Athletes who have problems related to substance abuse may also have problems with mental illness, like depression, anxiety or other problems related to mental health. Drugs and alcohol can be a way of coping with an existing condition of mental health. Substance abuse counseling programs, which help people with dual diagnosis disorders, are available. Such services, including counseling, psychiatric therapy, and support groups facilitated by trained professionals, provide therapeutic interventions for both depression and mental health. Also there a few sports / exercise specific rehab facilities. One of those is Arizona Addiction Recovery in Scottsdale, AZ. They are an all male facility and have helped a lot of athletes including ex pro athletes and current professional athletes! Its a great drug rehab in Arizona.

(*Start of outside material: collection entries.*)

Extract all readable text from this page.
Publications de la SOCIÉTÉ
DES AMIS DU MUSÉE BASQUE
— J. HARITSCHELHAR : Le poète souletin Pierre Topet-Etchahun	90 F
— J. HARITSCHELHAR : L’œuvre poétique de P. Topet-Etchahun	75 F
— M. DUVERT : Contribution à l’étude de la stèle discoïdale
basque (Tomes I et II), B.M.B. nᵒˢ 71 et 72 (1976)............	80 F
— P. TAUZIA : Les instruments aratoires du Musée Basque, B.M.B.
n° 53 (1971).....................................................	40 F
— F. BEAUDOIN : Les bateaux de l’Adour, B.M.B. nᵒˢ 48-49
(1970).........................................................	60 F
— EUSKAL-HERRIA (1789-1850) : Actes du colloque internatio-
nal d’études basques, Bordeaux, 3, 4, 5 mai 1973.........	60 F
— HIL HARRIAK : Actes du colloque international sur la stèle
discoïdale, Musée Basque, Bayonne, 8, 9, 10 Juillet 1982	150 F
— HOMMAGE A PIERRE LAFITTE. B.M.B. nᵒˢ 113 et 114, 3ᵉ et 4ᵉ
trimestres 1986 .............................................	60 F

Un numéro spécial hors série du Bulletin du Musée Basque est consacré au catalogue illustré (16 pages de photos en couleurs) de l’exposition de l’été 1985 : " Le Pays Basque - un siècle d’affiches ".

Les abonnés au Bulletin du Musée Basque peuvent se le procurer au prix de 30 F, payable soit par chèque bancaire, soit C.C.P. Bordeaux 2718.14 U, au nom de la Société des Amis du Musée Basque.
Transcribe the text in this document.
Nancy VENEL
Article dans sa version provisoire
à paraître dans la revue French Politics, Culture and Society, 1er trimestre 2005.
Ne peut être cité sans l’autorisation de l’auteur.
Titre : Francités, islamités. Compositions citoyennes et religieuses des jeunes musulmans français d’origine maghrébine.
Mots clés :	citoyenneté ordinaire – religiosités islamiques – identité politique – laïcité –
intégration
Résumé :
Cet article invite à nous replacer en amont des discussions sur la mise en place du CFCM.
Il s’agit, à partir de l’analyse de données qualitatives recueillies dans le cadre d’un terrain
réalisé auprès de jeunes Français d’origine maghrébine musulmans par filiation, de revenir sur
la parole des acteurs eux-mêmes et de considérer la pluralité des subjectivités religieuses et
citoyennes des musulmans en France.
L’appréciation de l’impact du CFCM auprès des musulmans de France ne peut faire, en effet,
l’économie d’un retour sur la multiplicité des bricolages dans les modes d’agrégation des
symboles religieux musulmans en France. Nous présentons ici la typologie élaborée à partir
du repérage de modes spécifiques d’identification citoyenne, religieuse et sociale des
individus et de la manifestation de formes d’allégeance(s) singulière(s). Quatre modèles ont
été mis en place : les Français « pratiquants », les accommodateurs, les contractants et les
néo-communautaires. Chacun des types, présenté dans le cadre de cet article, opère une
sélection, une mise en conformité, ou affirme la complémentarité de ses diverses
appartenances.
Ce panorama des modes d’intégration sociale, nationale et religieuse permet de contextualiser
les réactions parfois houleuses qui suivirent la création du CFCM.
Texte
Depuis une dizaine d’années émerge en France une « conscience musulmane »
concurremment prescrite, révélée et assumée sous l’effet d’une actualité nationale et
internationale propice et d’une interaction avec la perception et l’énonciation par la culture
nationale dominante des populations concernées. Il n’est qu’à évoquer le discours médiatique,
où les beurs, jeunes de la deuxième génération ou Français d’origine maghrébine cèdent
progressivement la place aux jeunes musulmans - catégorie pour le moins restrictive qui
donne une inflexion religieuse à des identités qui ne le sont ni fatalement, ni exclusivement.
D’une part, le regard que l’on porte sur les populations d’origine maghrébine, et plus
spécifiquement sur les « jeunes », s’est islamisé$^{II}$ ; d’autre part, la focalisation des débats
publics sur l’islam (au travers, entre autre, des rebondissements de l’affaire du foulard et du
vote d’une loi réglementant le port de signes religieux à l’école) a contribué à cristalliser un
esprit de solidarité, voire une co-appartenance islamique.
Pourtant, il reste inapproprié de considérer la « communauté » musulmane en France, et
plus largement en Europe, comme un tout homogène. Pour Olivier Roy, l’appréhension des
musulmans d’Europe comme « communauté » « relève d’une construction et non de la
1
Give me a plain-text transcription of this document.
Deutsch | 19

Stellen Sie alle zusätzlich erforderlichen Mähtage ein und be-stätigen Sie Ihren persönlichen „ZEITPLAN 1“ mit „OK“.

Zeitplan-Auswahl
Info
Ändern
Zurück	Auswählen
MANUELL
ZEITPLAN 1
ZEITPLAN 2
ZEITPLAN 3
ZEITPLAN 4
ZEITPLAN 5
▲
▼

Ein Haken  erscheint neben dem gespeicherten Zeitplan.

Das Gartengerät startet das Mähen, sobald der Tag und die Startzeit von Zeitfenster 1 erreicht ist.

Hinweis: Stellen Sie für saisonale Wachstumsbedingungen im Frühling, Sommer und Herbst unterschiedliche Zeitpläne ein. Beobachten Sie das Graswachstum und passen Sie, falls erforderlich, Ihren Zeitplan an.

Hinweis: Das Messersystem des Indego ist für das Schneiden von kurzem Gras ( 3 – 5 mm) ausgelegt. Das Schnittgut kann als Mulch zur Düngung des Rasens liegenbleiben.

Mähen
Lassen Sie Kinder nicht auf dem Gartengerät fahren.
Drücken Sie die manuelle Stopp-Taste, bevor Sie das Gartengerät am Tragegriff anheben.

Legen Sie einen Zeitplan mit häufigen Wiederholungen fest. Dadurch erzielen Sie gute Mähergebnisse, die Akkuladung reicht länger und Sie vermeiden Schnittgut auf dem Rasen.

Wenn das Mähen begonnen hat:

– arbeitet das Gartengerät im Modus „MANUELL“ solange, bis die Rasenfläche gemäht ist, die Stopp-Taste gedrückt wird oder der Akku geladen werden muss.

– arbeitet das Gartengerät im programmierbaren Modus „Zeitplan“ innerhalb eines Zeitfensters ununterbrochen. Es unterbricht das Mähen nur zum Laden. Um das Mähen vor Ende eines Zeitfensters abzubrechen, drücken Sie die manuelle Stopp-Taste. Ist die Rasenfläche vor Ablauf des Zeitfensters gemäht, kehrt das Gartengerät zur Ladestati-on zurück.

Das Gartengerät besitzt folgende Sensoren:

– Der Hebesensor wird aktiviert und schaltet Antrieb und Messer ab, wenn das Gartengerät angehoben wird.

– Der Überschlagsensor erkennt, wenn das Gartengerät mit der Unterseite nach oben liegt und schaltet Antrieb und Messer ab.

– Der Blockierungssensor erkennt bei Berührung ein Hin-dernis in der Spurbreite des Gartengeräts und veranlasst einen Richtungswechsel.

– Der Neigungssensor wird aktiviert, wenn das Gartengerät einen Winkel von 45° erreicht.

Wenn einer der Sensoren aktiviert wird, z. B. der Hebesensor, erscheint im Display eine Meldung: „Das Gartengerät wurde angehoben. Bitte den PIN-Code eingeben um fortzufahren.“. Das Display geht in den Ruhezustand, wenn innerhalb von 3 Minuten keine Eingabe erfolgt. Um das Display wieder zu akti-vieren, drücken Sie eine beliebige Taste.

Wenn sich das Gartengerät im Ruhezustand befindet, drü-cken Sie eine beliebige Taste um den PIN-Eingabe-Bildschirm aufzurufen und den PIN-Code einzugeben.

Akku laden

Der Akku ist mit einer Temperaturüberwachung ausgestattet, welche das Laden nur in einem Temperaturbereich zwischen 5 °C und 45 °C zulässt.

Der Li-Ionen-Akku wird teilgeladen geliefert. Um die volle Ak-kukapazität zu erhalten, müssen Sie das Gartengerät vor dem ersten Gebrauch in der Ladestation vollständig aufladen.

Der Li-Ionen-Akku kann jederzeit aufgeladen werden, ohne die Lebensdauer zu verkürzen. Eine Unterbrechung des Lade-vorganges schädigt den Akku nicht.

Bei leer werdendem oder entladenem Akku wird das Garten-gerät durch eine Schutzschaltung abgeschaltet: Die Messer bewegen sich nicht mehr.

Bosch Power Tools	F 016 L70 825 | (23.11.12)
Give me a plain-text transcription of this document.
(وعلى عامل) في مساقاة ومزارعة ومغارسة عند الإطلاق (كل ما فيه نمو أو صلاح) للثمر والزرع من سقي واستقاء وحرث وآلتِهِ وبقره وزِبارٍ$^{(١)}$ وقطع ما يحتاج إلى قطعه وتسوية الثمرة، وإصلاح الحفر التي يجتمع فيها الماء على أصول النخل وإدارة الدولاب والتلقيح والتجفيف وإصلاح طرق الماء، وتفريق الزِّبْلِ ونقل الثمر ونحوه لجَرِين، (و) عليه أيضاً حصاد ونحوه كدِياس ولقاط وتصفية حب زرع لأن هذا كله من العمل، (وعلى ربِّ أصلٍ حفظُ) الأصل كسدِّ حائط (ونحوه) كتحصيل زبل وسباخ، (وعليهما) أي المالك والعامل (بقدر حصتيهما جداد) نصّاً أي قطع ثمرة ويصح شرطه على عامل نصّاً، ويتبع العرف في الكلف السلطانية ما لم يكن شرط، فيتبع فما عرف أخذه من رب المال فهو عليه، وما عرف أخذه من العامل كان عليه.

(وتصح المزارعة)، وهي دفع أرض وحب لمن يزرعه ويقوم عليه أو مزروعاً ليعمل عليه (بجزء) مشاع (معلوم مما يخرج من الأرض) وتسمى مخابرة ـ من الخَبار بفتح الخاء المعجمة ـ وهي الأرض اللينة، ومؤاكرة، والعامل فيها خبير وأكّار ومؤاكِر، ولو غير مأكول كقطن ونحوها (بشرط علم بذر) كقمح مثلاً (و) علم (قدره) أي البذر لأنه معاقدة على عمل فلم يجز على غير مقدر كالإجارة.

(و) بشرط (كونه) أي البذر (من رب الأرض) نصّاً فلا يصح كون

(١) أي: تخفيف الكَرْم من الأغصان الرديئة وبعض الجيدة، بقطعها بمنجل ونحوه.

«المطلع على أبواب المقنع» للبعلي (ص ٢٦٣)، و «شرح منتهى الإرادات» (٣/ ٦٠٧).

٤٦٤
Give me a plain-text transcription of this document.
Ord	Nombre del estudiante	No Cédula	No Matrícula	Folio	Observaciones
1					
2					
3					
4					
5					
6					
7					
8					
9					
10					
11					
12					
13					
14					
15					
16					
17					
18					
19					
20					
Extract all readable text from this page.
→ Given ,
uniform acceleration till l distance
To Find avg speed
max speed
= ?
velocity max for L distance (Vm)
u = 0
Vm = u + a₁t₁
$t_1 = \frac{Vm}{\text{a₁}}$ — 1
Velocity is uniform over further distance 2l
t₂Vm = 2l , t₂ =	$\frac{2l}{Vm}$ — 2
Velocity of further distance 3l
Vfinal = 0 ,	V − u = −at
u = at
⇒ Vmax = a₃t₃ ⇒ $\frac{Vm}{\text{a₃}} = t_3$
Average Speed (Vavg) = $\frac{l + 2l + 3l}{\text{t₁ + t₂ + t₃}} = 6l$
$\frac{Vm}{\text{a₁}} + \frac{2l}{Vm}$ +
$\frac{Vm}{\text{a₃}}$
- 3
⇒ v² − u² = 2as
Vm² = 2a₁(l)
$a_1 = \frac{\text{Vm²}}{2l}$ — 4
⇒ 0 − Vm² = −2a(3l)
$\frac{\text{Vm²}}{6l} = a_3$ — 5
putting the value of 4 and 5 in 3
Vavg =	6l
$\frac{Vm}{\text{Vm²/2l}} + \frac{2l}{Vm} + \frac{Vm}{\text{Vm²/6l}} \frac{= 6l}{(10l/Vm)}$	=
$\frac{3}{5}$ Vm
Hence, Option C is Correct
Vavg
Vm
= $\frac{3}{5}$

Note, you are not alone and athletes throughout the nation are dealing with similar problems at every level of the game. Only when you’re ready to stop consuming drugs, become clean, and start to live a drug-free lifestyle, the path towards rehabilitation will begin. Most athletes look back and wish that they hadn’t placed so much into bodies for competition or glory. You can always interrupt the relapse chain, but right now there it seems unlikely.